Iranians go to the polls Friday to select members of the 290-member Islamic Consultative Assembly -- the nearest thing Iran has to an actual parliament -- and for the 86-member Assembly of Experts, which is nominally tasked with selecting the Supreme Leader. Iran's system, despite the facade of elections, is anything but democratic. Its constitution provides for a "Guardian Council" made up of six theologians and six jurists, appointed by the Supreme Leader and the Supreme Leader-appointed chief jurist, respectively. The Guardian Council's purpose is to ensure that any laws passed by the consulting assembly are compatible with Islam as interpreted by the Guardian Council. There is no separation of powers as we know it; it is essentially a system where one man rules: namely the Supreme Leader, the Ayatollah Ali Khamenei.
Nonetheless, as in most totalitarian systems, the government desperately seeks legitimacy in the eyes of its own people and the world, which is why sham elections take place. The illusion that the people have a role to play helps keep dissent in check, though, as we saw in 2009, when obvious vote-rigging occurs the people protest. But those protests were met with violent crackdowns. And in the face of total abandonment of democratic forces in Iran by the West, especially U.S. President Barack Obama, their protests led to little change.
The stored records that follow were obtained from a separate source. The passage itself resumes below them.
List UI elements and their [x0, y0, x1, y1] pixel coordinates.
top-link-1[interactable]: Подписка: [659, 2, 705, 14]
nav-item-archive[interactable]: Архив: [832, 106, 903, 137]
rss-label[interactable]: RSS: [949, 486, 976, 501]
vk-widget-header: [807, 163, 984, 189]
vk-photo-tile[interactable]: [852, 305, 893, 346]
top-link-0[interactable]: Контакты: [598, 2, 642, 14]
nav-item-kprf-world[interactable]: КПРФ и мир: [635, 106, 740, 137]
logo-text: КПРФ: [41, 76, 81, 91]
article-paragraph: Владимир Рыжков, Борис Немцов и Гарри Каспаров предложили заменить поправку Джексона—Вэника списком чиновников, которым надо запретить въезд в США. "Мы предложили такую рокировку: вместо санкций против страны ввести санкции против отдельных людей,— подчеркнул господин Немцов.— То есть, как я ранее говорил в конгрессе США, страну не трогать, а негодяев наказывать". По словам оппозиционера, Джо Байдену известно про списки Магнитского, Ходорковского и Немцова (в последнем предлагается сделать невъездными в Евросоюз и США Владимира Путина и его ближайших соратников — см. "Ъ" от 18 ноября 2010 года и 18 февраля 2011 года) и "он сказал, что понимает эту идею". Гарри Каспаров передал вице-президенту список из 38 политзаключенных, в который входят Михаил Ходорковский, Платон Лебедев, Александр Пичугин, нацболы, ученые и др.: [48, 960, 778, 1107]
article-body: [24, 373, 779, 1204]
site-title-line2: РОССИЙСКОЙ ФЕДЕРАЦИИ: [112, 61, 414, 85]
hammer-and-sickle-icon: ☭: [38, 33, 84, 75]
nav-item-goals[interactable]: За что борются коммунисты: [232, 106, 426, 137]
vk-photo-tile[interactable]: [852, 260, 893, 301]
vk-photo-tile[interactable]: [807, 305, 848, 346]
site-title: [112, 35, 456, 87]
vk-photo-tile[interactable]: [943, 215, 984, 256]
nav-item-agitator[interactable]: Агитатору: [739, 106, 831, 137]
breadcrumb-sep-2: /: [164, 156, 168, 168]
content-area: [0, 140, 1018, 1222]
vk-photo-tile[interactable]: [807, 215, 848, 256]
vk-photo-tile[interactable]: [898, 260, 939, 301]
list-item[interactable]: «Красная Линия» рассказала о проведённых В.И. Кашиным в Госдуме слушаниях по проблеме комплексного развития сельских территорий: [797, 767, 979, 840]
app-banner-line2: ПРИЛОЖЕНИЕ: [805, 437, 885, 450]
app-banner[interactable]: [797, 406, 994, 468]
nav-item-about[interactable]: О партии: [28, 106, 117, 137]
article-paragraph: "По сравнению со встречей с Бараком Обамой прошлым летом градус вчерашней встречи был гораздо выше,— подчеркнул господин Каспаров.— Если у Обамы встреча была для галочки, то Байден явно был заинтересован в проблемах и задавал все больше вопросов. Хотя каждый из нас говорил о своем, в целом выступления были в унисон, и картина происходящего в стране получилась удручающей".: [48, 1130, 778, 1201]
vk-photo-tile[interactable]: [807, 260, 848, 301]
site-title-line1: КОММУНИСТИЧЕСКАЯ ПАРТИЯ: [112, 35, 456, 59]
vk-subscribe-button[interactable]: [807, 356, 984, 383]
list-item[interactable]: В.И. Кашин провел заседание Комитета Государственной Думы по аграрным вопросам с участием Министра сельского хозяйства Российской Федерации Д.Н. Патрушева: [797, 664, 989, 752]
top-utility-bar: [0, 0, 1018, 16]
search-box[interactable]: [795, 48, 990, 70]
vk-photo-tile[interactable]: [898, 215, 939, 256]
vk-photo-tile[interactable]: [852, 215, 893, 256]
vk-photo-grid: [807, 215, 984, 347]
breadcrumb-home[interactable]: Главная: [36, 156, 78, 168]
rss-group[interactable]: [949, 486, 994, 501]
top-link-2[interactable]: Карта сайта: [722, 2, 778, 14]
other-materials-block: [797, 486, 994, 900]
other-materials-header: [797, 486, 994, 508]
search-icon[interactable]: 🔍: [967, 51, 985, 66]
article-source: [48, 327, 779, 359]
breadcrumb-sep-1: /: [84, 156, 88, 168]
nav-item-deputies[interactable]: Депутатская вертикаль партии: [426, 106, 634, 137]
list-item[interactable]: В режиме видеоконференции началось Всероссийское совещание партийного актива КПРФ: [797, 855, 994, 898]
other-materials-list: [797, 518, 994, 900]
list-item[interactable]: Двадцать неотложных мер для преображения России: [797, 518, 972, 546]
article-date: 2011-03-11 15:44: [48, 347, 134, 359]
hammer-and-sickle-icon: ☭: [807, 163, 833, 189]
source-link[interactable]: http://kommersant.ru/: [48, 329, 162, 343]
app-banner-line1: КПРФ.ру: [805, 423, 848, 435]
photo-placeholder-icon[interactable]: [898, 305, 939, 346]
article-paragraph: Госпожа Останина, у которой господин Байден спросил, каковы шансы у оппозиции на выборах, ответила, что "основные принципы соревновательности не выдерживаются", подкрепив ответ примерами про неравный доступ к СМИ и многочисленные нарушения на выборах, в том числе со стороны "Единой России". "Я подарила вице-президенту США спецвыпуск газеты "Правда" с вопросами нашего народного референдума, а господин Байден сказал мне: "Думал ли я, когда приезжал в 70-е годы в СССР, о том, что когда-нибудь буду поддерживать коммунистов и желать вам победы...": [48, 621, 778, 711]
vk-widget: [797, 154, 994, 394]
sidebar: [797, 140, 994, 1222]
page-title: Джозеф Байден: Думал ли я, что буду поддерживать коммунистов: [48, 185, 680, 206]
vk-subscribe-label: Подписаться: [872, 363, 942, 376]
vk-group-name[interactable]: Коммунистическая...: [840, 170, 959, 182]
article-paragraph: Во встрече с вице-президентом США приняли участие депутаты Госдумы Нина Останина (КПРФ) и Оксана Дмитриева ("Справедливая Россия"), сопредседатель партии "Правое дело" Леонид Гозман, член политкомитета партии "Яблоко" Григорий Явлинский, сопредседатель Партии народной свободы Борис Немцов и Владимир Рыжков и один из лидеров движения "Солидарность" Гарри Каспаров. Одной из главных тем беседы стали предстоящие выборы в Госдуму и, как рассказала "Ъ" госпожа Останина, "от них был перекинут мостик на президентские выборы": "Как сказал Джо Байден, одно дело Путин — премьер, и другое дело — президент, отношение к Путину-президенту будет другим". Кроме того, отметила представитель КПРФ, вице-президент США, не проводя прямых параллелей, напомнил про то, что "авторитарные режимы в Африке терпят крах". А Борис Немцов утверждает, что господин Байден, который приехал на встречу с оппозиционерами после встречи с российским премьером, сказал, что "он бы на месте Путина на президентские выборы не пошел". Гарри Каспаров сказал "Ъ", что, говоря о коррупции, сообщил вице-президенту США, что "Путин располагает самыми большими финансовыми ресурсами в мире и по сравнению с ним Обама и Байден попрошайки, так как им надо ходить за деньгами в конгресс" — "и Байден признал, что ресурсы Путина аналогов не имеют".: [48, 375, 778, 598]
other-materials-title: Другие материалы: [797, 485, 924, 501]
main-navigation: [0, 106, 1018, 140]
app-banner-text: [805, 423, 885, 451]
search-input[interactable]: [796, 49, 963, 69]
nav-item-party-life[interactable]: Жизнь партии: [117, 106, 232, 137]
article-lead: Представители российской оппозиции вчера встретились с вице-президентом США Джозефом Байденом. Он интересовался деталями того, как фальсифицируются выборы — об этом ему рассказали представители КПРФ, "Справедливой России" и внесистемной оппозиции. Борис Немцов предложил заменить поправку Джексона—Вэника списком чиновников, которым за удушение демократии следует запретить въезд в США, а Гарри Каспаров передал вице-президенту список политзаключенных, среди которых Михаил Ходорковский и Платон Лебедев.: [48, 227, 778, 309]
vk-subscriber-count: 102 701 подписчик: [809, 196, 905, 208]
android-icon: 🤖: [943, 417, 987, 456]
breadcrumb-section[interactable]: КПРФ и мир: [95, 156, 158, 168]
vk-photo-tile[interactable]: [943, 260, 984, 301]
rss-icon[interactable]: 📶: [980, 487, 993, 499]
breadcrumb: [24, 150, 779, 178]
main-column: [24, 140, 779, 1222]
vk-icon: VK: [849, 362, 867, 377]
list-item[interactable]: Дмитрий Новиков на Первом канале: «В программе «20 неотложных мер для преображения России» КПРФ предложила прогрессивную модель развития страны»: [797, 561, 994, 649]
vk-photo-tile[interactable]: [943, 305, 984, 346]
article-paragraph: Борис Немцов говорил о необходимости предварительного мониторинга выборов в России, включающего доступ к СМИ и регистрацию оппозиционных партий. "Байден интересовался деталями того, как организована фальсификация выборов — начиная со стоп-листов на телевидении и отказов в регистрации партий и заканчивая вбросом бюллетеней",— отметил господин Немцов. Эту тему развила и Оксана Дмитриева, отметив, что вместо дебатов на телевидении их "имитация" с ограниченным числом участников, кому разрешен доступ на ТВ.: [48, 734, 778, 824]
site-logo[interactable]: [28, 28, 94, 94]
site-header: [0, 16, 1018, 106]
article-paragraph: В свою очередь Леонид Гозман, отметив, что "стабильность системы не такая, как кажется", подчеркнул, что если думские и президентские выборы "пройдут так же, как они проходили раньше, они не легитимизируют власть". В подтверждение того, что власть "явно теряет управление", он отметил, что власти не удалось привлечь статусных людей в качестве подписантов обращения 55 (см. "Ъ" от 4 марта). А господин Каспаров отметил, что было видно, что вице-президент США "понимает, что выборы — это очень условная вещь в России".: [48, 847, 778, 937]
Friday's elections are guaranteed to produce the results the ayatollah wants. Initially, more than 12,000 individuals registered as candidates for the 290 parliamentary seats. But unlike in a democracy, those candidates don't go through a vetting process by the people to winnow the field; instead, the Guardian Council approves a five-member team to consider the eligibility of candidates. In order to qualify, candidates must "believe and adhere to Islam and the sacred system of the Islamic Republic in practice." These positions "belong to Hezbollahis and revolutionary and committed individuals," according to a statement by the secretary of the Guardian Council in October 2015. In other words, they must be in line with the regime, which brooks no dissent or argument.
As a result of the Guardian Council's role in selecting who will actually appear on the ballot, half were disqualified for the Consultative Assembly, including 50 current members who wanted to run for re-election. Of the 810 candidates for the Assembly of Experts, only 165 were approved, and not a single woman qualified.
One of the most interesting aspects of Iran's election is that it reflects a power struggle between Ayatollah Khamenei and Iranian President Hassan Rouhani. Khamenei is old and sick and will not likely last much longer in power as the Supreme Leader. He is believed to want to step down and to play the decisive role in selecting his successor, but Rouhani and former President Hashemi Rafsanjani have other ideas. While some in the West see the Rouhani-Rafsanjani faction as "moderate," the fact is neither man behaved as a moderate in office, engaging in the same extrajudicial killing and torture of dissidents and pursuing the same goal of an expansionist, nuclear-armed Iran. The fight is not so much one of ideology as it is a power struggle, with the Rouhani-Rafsanjani group seeing an opening to the West that helps the Iranian economy as consolidating their hold over the people.
In the end, nothing will change in Iran until the Iranian people can make their own choices for leadership. As the leading opponent of the regime, president-elect of the National Council of Resistance of Iran Maryam Rajavi, said, "The sham elections are merely an instrument for imposing a medieval caliphate on the 21st century." Unfortunately, the Obama administration has helped prop up that regime, which will be a greater threat to the United States in the future and will pose a major challenge to whoever ends up winning our messy, democratic presidential election.